Es verdad que muchos mexicanos hemos comido quesadillas en La Marquesa o en Tres Marías, y nos agrada que esa deliciosa oferta esté disponible cuando estamos de viaje. No obstante, pareciera que los atributos que definen a esos negocios debieran, por antonomasia, ser informales. ¿Alguien se imagina que en Tres Marías se monten 80 restaurantes como los que vemos en las carreteras alemanas, con gran infraestructura, iluminación, estacionamientos, limpieza y orden, para vender caldo de hongos y sopa de sesos? ¿Alguien apostaría a que el mariachi del Tenampa nos dé algún día un comprobante fiscal por las cinco canciones que su grupo nos tocó?

Los mexicanos consumimos a diario los productos de la informalidad y lo hacemos con gusto. Y es ahí donde está el reto.

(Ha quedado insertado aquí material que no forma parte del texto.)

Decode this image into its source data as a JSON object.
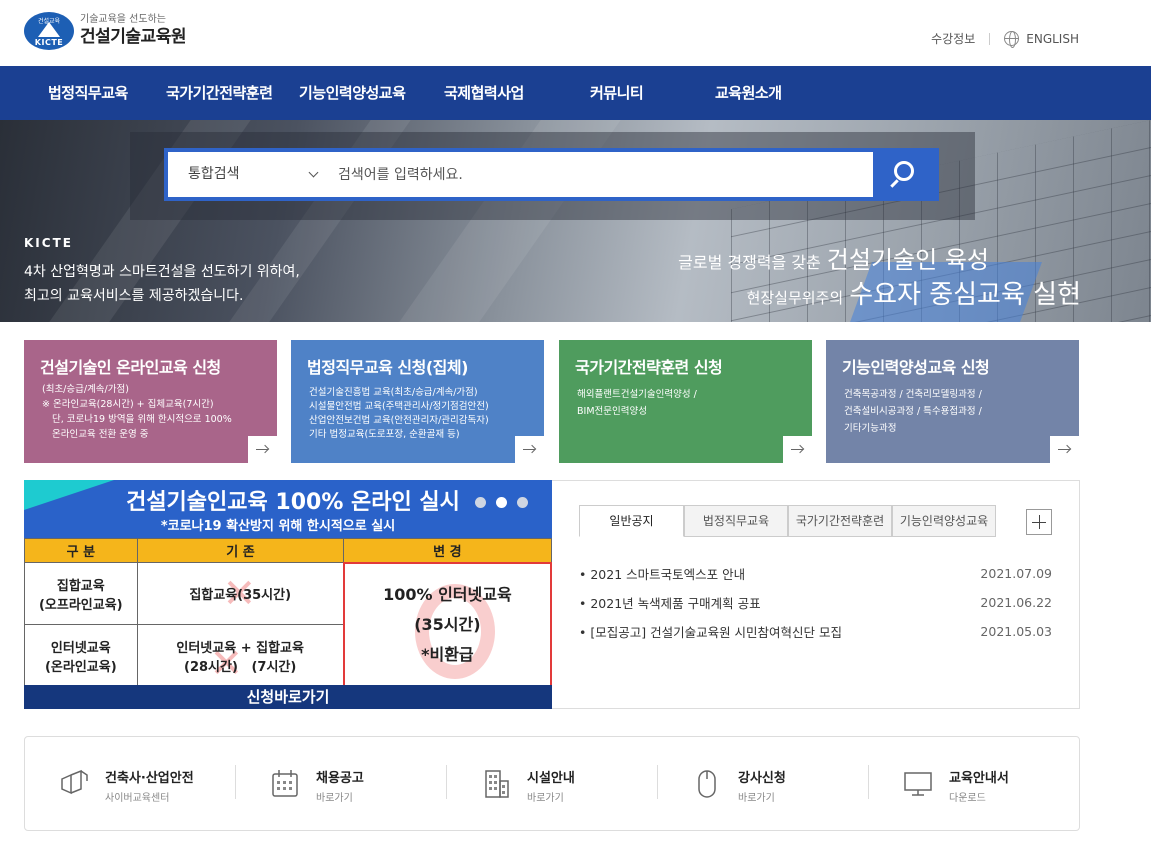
{
  "header": {
    "logo_badge_top": "건설교육",
    "logo_badge_bottom": "KICTE",
    "logo_sub": "기술교육을 선도하는",
    "logo_main": "건설기술교육원",
    "util_links": [
      "수강정보",
      "ENGLISH"
    ]
  },
  "nav": {
    "items": [
      "법정직무교육",
      "국가기간전략훈련",
      "기능인력양성교육",
      "국제협력사업",
      "커뮤니티",
      "교육원소개"
    ]
  },
  "hero": {
    "search_select": "통합검색",
    "search_placeholder": "검색어를 입력하세요.",
    "brand": "KICTE",
    "desc_line1": "4차 산업혁명과 스마트건설을 선도하기 위하여,",
    "desc_line2": "최고의 교육서비스를 제공하겠습니다.",
    "slogan1_small": "글로벌 경쟁력을 갖춘",
    "slogan1_big": "건설기술인 육성",
    "slogan2_small": "현장실무위주의",
    "slogan2_big": "수요자 중심교육 실현"
  },
  "cards": [
    {
      "title": "건설기술인 온라인교육 신청",
      "lines": [
        "(최초/승급/계속/가점)",
        "※ 온라인교육(28시간) + 집체교육(7시간)",
        "   단, 코로나19 방역을 위해 한시적으로 100%",
        "   온라인교육 전환 운영 중"
      ],
      "color": "#a9658a"
    },
    {
      "title": "법정직무교육 신청(집체)",
      "lines": [
        "건설기술진흥법 교육(최초/승급/계속/가점)",
        "시설물안전법 교육(주택관리사/정기점검안전)",
        "산업안전보건법 교육(안전관리자/관리감독자)",
        "기타 법정교육(도로포장, 순환골재 등)"
      ],
      "color": "#4f82c7"
    },
    {
      "title": "국가기간전략훈련 신청",
      "lines": [
        "해외플랜트건설기술인력양성 /",
        "BIM전문인력양성"
      ],
      "color": "#4f9c5e"
    },
    {
      "title": "기능인력양성교육 신청",
      "lines": [
        "건축목공과정 / 건축리모델링과정 /",
        "건축설비시공과정 / 특수용접과정 /",
        "기타기능과정"
      ],
      "color": "#7384a8"
    }
  ],
  "banner": {
    "title": "건설기술인교육 100% 온라인 실시",
    "subtitle": "*코로나19 확산방지 위해 한시적으로 실시",
    "headers": [
      "구 분",
      "기 존",
      "변 경"
    ],
    "row1_label": [
      "집합교육",
      "(오프라인교육)"
    ],
    "row1_before": "집합교육(35시간)",
    "row2_label": [
      "인터넷교육",
      "(온라인교육)"
    ],
    "row2_before": [
      "인터넷교육 + 집합교육",
      "(28시간)   (7시간)"
    ],
    "after": [
      "100% 인터넷교육",
      "(35시간)",
      "*비환급"
    ],
    "footer": "신청바로가기"
  },
  "notice": {
    "tabs": [
      "일반공지",
      "법정직무교육",
      "국가기간전략훈련",
      "기능인력양성교육"
    ],
    "items": [
      {
        "title": "2021 스마트국토엑스포 안내",
        "date": "2021.07.09"
      },
      {
        "title": "2021년 녹색제품 구매계획 공표",
        "date": "2021.06.22"
      },
      {
        "title": "[모집공고] 건설기술교육원 시민참여혁신단 모집",
        "date": "2021.05.03"
      }
    ]
  },
  "quick": [
    {
      "title": "건축사·산업안전",
      "sub": "사이버교육센터",
      "icon": "building-blocks-icon"
    },
    {
      "title": "채용공고",
      "sub": "바로가기",
      "icon": "calendar-icon"
    },
    {
      "title": "시설안내",
      "sub": "바로가기",
      "icon": "office-building-icon"
    },
    {
      "title": "강사신청",
      "sub": "바로가기",
      "icon": "mouse-icon"
    },
    {
      "title": "교육안내서",
      "sub": "다운로드",
      "icon": "monitor-icon"
    }
  ]
}
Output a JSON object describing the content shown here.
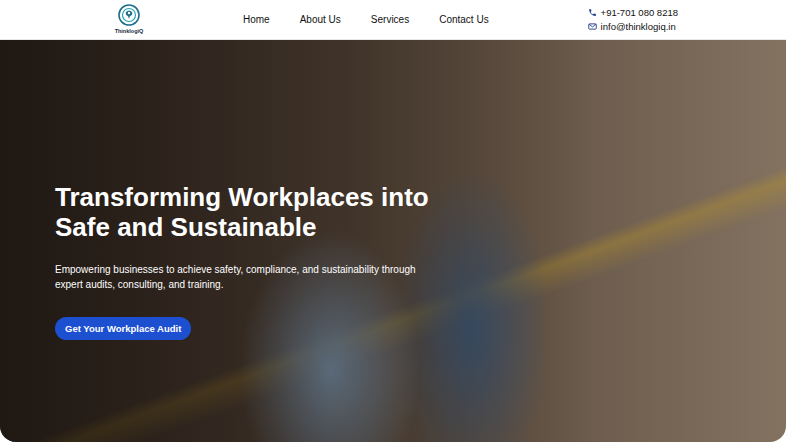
{
  "header": {
    "logo": {
      "text": "ThinklogiQ"
    },
    "nav": [
      {
        "label": "Home"
      },
      {
        "label": "About Us"
      },
      {
        "label": "Services"
      },
      {
        "label": "Contact Us"
      }
    ],
    "contact": {
      "phone": "+91-701 080 8218",
      "email": "info@thinklogiq.in"
    }
  },
  "hero": {
    "title_lines": [
      "Transforming Workplaces into",
      "Safe and Sustainable"
    ],
    "subtitle_lines": [
      "Empowering businesses to achieve safety, compliance, and sustainability through",
      "expert audits, consulting, and training."
    ],
    "button": "Get Your Workplace Audit"
  }
}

El INEGI ha reportado que en el país hay casi 29 millones de personas trabajando en la informalidad. Esto significa que el personal de servicio, el cocinero, el chofer, la manicurista, el peluquero, el jardinero, el carpintero, el sastre, la enfermera y miles de profesionales viven cotidianamente en la informalidad. Así es: 60% de la Población Económicamente Activa (PEA) está en la informalidad.

A principios de febrero pasado, el jefe del SAT, Aristóteles Núñez, aseguró que la institución que encabeza buscará que más de 13.2 millones de personas que hoy se encuentran en la economía informal pasen a la formalidad. Para ello, el SAT se ha dado a la tarea de irlos formalizando poco a poco a través del Régimen de Incorporación Fiscal (RIF), que ha sido exitoso en su primer año de vida, y que en 2015 capturará muchos más adeptos.

No sé si la próxima vez que vaya al Tenampa el mariachi me ofrezca enviar a mi correo la factura por haber cantado “Cuando sale la luna” o “Un Mundo Raro”. Lo dudo. Sé que México no debe perder sus tradiciones, sino potenciarlas. Pero también es cierto que muchas costumbres de la economía tradicional son ancestralmente informales y que debemos dotarlas de elementos para que evolucionen a la formalidad.

Quizá el RIF no sea la varita mágica que mucha gente pensaba para que de un día a otro los informales se conviertan a la formalidad. Pero sí es un mecanismo mínimo para que millones de individuos tributen y, al mismo tiempo, obtengan más de los beneficios que el Estado debe proveer, como una educación mínima de calidad, servicios de salud y, primordialmente, seguridad pública.

Démosle entonces tiempo al tiempo, aunque al final del día las quesadillas de La Marquesa o escuchar el “Querreque” con un trío veracruzano sigan siendo actividades eternamente informales.